In other words, Stalin was carrying out a policy like the one that Mustafa Kemal carried out against the Kurds and that the USA has carried out against American Indians. When you use the police and army to force peoples to assimilate into the language and culture of the dominant nationality, it is easier to dominate them economically.
Born into a peasant Ukrainian family in 1931, Ivan Dzubya became a literary critic and dissident. In 1965, he wrote a book titled “Internationalism or Russification?” that landed him a 5-year prison term and another 5 years in exile. The book was written as a response to a wave of repression against Ukrainian youth who were protesting bureaucratic abuses. Dzubya, who wrote from a Marxist standpoint, cited Lenin’s writings to make the case for the national aspirations of the Ukrainian people. I urge CounterPunch readers to have a look at his book to get an idea of the original emancipatory dynamic of a people who made a revolution against Czarism even before the one that the Bolsheviks led. Dzubya writes:
As is well known, during the 1920s in the Ukraine the CP(B)U conducted … enormous national-educational work which went down in the history of the Party and of the Ukraine under the name of ‘Ukrainization’ (or ‘de-Russification’). The Ukrainian language was introduced into all spheres of social, civic and industrial life, knowledge of Ukrainian history and culture was fostered, there developed a sense of national belonging and of the national duties of a Ukrainian communist; in literature and journalism extensive discussion of nationality problems was permitted, and particularly the satirizing of such shameful phenomena as hatred of one’s native language and culture, national nihilism and betrayal.

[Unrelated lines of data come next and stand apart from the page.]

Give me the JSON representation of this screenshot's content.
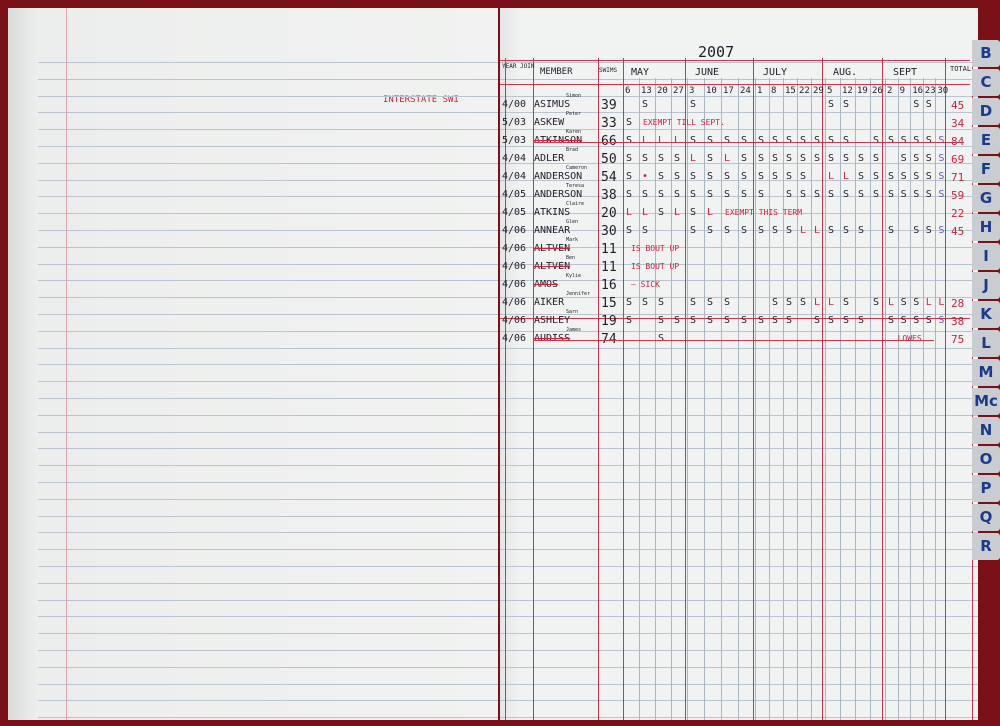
{
  "left_page": {
    "margin_note": "INTERSTATE SWI"
  },
  "ledger": {
    "year": "2007",
    "headers": {
      "year_join": "YEAR JOIN",
      "member": "MEMBER",
      "swims": "SWIMS",
      "total": "TOTAL"
    },
    "months": [
      {
        "name": "MAY",
        "dates": [
          "6",
          "13",
          "20",
          "27"
        ]
      },
      {
        "name": "JUNE",
        "dates": [
          "3",
          "10",
          "17",
          "24"
        ]
      },
      {
        "name": "JULY",
        "dates": [
          "1",
          "8",
          "15",
          "22",
          "29"
        ]
      },
      {
        "name": "AUG.",
        "dates": [
          "5",
          "12",
          "19",
          "26"
        ]
      },
      {
        "name": "SEPT",
        "dates": [
          "2",
          "9",
          "16",
          "23",
          "30"
        ]
      }
    ],
    "rows": [
      {
        "joined": "4/00",
        "surname": "ASIMUS",
        "first": "Simon",
        "swims": "39",
        "cells": [
          "",
          "S",
          "",
          "",
          "S",
          "",
          "",
          "",
          "",
          "",
          "",
          "",
          "",
          "S",
          "S",
          "",
          "",
          "",
          "",
          "S",
          "S",
          ""
        ],
        "note": "",
        "total": "45",
        "struck": false
      },
      {
        "joined": "5/03",
        "surname": "ASKEW",
        "first": "Peter",
        "swims": "33",
        "cells": [
          "S",
          "",
          "",
          "",
          "",
          "",
          "",
          "",
          "",
          "",
          "",
          "",
          "",
          "",
          "",
          "",
          "",
          "",
          "",
          "",
          "",
          ""
        ],
        "note": "EXEMPT TILL SEPT.",
        "total": "34",
        "struck": false
      },
      {
        "joined": "5/03",
        "surname": "ATKINSON",
        "first": "Karen",
        "swims": "66",
        "cells": [
          "S",
          "L",
          "L",
          "L",
          "S",
          "S",
          "S",
          "S",
          "S",
          "S",
          "S",
          "S",
          "S",
          "S",
          "S",
          "",
          "S",
          "S",
          "S",
          "S",
          "S",
          "S"
        ],
        "note": "",
        "total": "84",
        "struck": true
      },
      {
        "joined": "4/04",
        "surname": "ADLER",
        "first": "Brad",
        "swims": "50",
        "cells": [
          "S",
          "S",
          "S",
          "S",
          "L",
          "S",
          "L",
          "S",
          "S",
          "S",
          "S",
          "S",
          "S",
          "S",
          "S",
          "S",
          "S",
          "",
          "S",
          "S",
          "S",
          "S"
        ],
        "note": "",
        "total": "69",
        "struck": false
      },
      {
        "joined": "4/04",
        "surname": "ANDERSON",
        "first": "Cameron",
        "swims": "54",
        "cells": [
          "S",
          "•",
          "S",
          "S",
          "S",
          "S",
          "S",
          "S",
          "S",
          "S",
          "S",
          "S",
          "",
          "L",
          "L",
          "S",
          "S",
          "S",
          "S",
          "S",
          "S",
          "S"
        ],
        "note": "",
        "total": "71",
        "struck": false
      },
      {
        "joined": "4/05",
        "surname": "ANDERSON",
        "first": "Teresa",
        "swims": "38",
        "cells": [
          "S",
          "S",
          "S",
          "S",
          "S",
          "S",
          "S",
          "S",
          "S",
          "",
          "S",
          "S",
          "S",
          "S",
          "S",
          "S",
          "S",
          "S",
          "S",
          "S",
          "S",
          "S"
        ],
        "note": "",
        "total": "59",
        "struck": false
      },
      {
        "joined": "4/05",
        "surname": "ATKINS",
        "first": "Claire",
        "swims": "20",
        "cells": [
          "L",
          "L",
          "S",
          "L",
          "S",
          "L",
          "",
          "",
          "",
          "",
          "",
          "",
          "",
          "",
          "",
          "",
          "",
          "",
          "",
          "",
          "",
          ""
        ],
        "note": "EXEMPT THIS TERM",
        "total": "22",
        "struck": false
      },
      {
        "joined": "4/06",
        "surname": "ANNEAR",
        "first": "Glen",
        "swims": "30",
        "cells": [
          "S",
          "S",
          "",
          "",
          "S",
          "S",
          "S",
          "S",
          "S",
          "S",
          "S",
          "L",
          "L",
          "S",
          "S",
          "S",
          "",
          "S",
          "",
          "S",
          "S",
          "S"
        ],
        "note": "",
        "total": "45",
        "struck": false
      },
      {
        "joined": "4/06",
        "surname": "ALTVEN",
        "first": "Mark",
        "swims": "11",
        "cells": [],
        "note": "IS BOUT UP",
        "total": "",
        "struck": true
      },
      {
        "joined": "4/06",
        "surname": "ALTVEN",
        "first": "Ben",
        "swims": "11",
        "cells": [],
        "note": "IS BOUT UP",
        "total": "",
        "struck": true
      },
      {
        "joined": "4/06",
        "surname": "AMOS",
        "first": "Kylie",
        "swims": "16",
        "cells": [],
        "note": "— SICK",
        "total": "",
        "struck": true
      },
      {
        "joined": "4/06",
        "surname": "AIKER",
        "first": "Jennifer",
        "swims": "15",
        "cells": [
          "S",
          "S",
          "S",
          "",
          "S",
          "S",
          "S",
          "",
          "",
          "S",
          "S",
          "S",
          "L",
          "L",
          "S",
          "",
          "S",
          "L",
          "S",
          "S",
          "L",
          "L"
        ],
        "note": "",
        "total": "28",
        "struck": false
      },
      {
        "joined": "4/06",
        "surname": "ASHLEY",
        "first": "Sarn",
        "swims": "19",
        "cells": [
          "S",
          "",
          "S",
          "S",
          "S",
          "S",
          "S",
          "S",
          "S",
          "S",
          "S",
          "",
          "S",
          "S",
          "S",
          "S",
          "",
          "S",
          "S",
          "S",
          "S",
          "S"
        ],
        "note": "",
        "total": "38",
        "struck": false
      },
      {
        "joined": "4/06",
        "surname": "AUDISS",
        "first": "James",
        "swims": "74",
        "cells": [
          "",
          "",
          "S",
          "",
          "",
          "",
          "",
          "",
          "",
          "",
          "",
          "",
          "",
          "",
          "",
          "",
          "",
          "",
          "",
          "",
          "",
          ""
        ],
        "note": "LOWES",
        "total": "75",
        "struck": true
      }
    ]
  },
  "index_tabs": [
    "B",
    "C",
    "D",
    "E",
    "F",
    "G",
    "H",
    "I",
    "J",
    "K",
    "L",
    "M",
    "Mc",
    "N",
    "O",
    "P",
    "Q",
    "R"
  ],
  "colors": {
    "red_ink": "#d4203a",
    "black_ink": "#1e1e2a",
    "rule_blue": "#b9c4cf",
    "tab_letter": "#1d3a8a",
    "cover": "#7a1018"
  }
}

This was a truly internationalist Leninist policy which safeguarded the interests and the full development of the socialist Ukrainian nation. But after only years this policy came to an end and the men who had been implementing it were removed. This was done by Stalin notwithstanding the resolutions of the Comintern and the Party Congresses, it was done silently, ‘quietly’, without any justification, theoretical or political. The resolutions were not carried out, they were not revised or repealed, but were simply put aside and replaced by quite opposite decisions. Even today the concept of ‘Ukrainization’ is considered odious, and people are ‘ashamed’ or afraid to mention it, although, we repeat, it was a Leninist policy, elaborated at Party Congresses and approved by the Comintern. There began a policy of destroying the achievements of the previous period, a policy of physically destroying the Ukrainian nation, especially its intelligentsia. This reversal was indeed one of the greatest tragedies of the Ukrainian people in its entire history.
Not only was this a tragedy for the Ukrainian people. It was a betrayal of socialism that left the USSR more vulnerable to “divide and conquer” tactics by imperialism. The best way for the USSR (and even Putin’s Russia) to ward off NATO and CIA subversion is to build solidarity with every citizen. The price to pay for Great Russian chauvinism is relatively inexpensive. It takes a commitment to the original vision of the Soviet Union that Dzubya tried to convey in this classic of Marxism.